Der Elefant im Wohnzimmer

(c) M. Reichert

(c) M. Reichert

Er begann als leises Flackern am Rande des Bewusstseins. Kaum merklich, aber doch da. Ein Stich, kein Kniff, ein leichtes Unwohlsein, aber nicht genug um ihm mehr Beachtung zu schenken. Doch er hörte nicht auf, gab nicht nach und langsam aber sicher wuchs er sich zu einem Waldbrand aus. Ein kleiner, flüchtiger Gedanke, der nun zu einer Idee geworden ist.

An idea is like a virus, resiliant, highly contagious and the smallest seed of an idea can grow. It can grow to define or destroy you. (Inception)

Eine Idee die sich nicht mehr verdrängen lässt. Sie brennt sich ihren Weg durch den Geist, an die Oberfläche – wie Feuer das durch trocknes Holz fegt. Egal wie sehr man sie daran hindern möchte oder sich dagegen wehrt. Und nun steht der Wald in Flammen und die Idee lässt sich nicht mehr ignorieren. Die Vernunft schreit: „Es ist Blödsinn.“ Und das Herz ruft: „Es ist Wahnsinn.“

Doch die Idee nimmt mit jedem Schrei mehr Form und Gestalt an.

Beneath this mask there is more than flesh.

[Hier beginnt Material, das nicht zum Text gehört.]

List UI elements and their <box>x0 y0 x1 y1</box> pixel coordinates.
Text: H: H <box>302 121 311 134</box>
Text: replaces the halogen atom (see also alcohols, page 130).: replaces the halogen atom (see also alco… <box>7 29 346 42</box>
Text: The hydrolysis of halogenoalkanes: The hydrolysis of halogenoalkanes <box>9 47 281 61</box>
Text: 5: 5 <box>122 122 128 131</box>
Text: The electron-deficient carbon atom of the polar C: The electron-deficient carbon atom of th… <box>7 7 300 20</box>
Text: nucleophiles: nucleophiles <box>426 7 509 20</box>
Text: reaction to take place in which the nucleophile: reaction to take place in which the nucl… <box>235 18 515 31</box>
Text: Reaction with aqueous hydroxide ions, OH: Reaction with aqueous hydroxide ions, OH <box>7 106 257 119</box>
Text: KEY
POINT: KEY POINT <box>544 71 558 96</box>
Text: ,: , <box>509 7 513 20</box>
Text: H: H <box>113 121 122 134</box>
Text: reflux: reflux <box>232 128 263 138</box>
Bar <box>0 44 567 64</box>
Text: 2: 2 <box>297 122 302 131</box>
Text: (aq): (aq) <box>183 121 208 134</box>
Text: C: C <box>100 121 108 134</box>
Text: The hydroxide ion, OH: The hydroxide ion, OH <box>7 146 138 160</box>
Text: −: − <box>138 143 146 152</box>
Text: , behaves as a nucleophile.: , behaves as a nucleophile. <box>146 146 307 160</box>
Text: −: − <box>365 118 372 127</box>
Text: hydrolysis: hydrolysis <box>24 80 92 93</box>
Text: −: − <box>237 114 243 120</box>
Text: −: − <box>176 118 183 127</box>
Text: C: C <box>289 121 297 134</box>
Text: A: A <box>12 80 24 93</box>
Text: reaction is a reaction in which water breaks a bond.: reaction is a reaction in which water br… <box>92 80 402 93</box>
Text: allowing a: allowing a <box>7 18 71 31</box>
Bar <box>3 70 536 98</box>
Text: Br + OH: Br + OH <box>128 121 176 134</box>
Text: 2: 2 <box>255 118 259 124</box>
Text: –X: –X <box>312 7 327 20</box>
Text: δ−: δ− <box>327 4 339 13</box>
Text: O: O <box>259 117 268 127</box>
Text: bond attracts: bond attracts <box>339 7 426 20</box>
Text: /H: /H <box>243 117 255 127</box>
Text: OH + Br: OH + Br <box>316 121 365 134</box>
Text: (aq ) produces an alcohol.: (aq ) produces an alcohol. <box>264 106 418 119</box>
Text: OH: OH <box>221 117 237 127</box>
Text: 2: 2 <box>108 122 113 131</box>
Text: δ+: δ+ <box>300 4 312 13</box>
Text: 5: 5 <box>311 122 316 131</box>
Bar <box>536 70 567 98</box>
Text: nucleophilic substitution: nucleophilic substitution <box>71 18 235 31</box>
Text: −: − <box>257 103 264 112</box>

Beneath this mask there is an idea, Mr. Creedy, and ideas are bulletproof. (V For Vendetta)

Manche Türen schließen sich nie. Man redet sich etwas anderes ein, man glaubt es, man vergisst die Tür sogar für eine Weile – aber irgendwann läuft man doch wieder an ihr vorbei und erinnert sich. Und auch wenn manche Türen doch geschlossen bleiben sollten, manchmal kann man trotzdem nicht von ihnen lassen. Wie jede wirklich wichtige Geschichte an die Oberfläche drängt, so will auch dieses Gefühl, dieser Gedanke erneut ans Tageslicht.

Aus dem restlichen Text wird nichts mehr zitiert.